Der Berliner Testballon von Amazon wird nach einem Bericht des Tagesspiegel den Betreibern der traditionellen Geschäfte auf dem Ku'damm zwar nicht das Weihnachtsgeschäft durcheinander bringen – aber eine Provokation sei dieser Übertritt in die reale Welt schon. Bei der AG City, die Interessen der Geschäftsleute in der westlichen Berliner Innenstadt vertritt, spreche man betont entspannt von einem „interessanten Experiment“. Daraus „können auch wir noch etwas lernen“, zitiert das Medium Uwe Timm, der dem Vereinsvorstand angehört und außerdem Centermanager im Europa-Center am Breitscheidplatz ist.

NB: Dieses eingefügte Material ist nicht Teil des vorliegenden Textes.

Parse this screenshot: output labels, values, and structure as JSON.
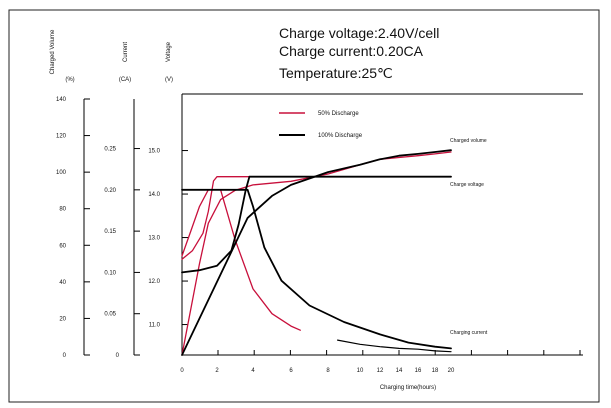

Welche Marktdominanz Amazon mittlerweile im deutschen Handel hat, haben kürzlich erstmals Wissenschaftler der Universität St. Gallen in Kooperation mit Payback, der Unternehmensberatung Etribes und der auf Amazon spezialisierten Agentur Factor-a in einer Studie ausgearbeitet. In ihrem „Amazon Watch Report“ haben sie anhand eines Indexwertes berechnet, wie groß die Dominanz in bestimmten Bereichen ist. Demnach liegt sie bei Büchern mit sieben von zehn möglichen Punkten am höchsten. Hier bringt es Amazon auf einen Marktanteil von fast 20 Prozent.

Doch auch bei Spielwaren, Babyartikeln, Sport & Freizeit sowie Elektronik & Computern kommt das Unternehmen auf Marktanteile von mehr als 16 Prozent. Am geringsten ist demnach die Dominanz in den Bereichen Drogerie & Beauty, Kleidung & Schuhe sowie Lebensmittel.

„Der Report zeigt, dass die Dominanz von Amazon zur Bedrohung für viele Händler geworden ist“, sagte Payback-Geschäftsführer Dominik Dommick. „Und Amazon strebt nach immer größerer Dominanz.“

Seit Längerem zeigt sich deutlich, dass Amazon sich in immer mehr Geschäftsfeldern ausbreitet. So investiert das Unternehmen derzeit viel Geld in einen eigenen Musik- und Videodienst. Bezogen auf den Gesundheitssektor wurde jüngst bekannt, dass Amazon gemeinsam mit dem Medizinprodukte-Hersteller und Beratungsunternehmen Arcadia Group die neue Gesundheitsmarke „Amazon Choice“ entwickelt. In erster Linie handelt es sich dabei um den Verkauf von Blutzucker- und Blutdruckmessgeräten. Erst im Juni hatte der Konzern die US-Apothekengruppe PillPack übernommen und angekündigt, mit der Großbank J.P. Morgan und Berkshire Hathaway zusammen eine Krankenkasse für die eigenen Mitarbeiter sowie in einem späteren Schritt für alle US-Amerikaner aufbauen zu wollen.

Wie Amazon versuchen auch andere Onlineunternehmen zunehmend den Schritt in die Offline-Welt und eröffnen Läden in den Innenstädten, beispielsweise jüngst Zalando, Notebooksbilliger.de oder in der Schweiz die Versandapotheke Zur Rose.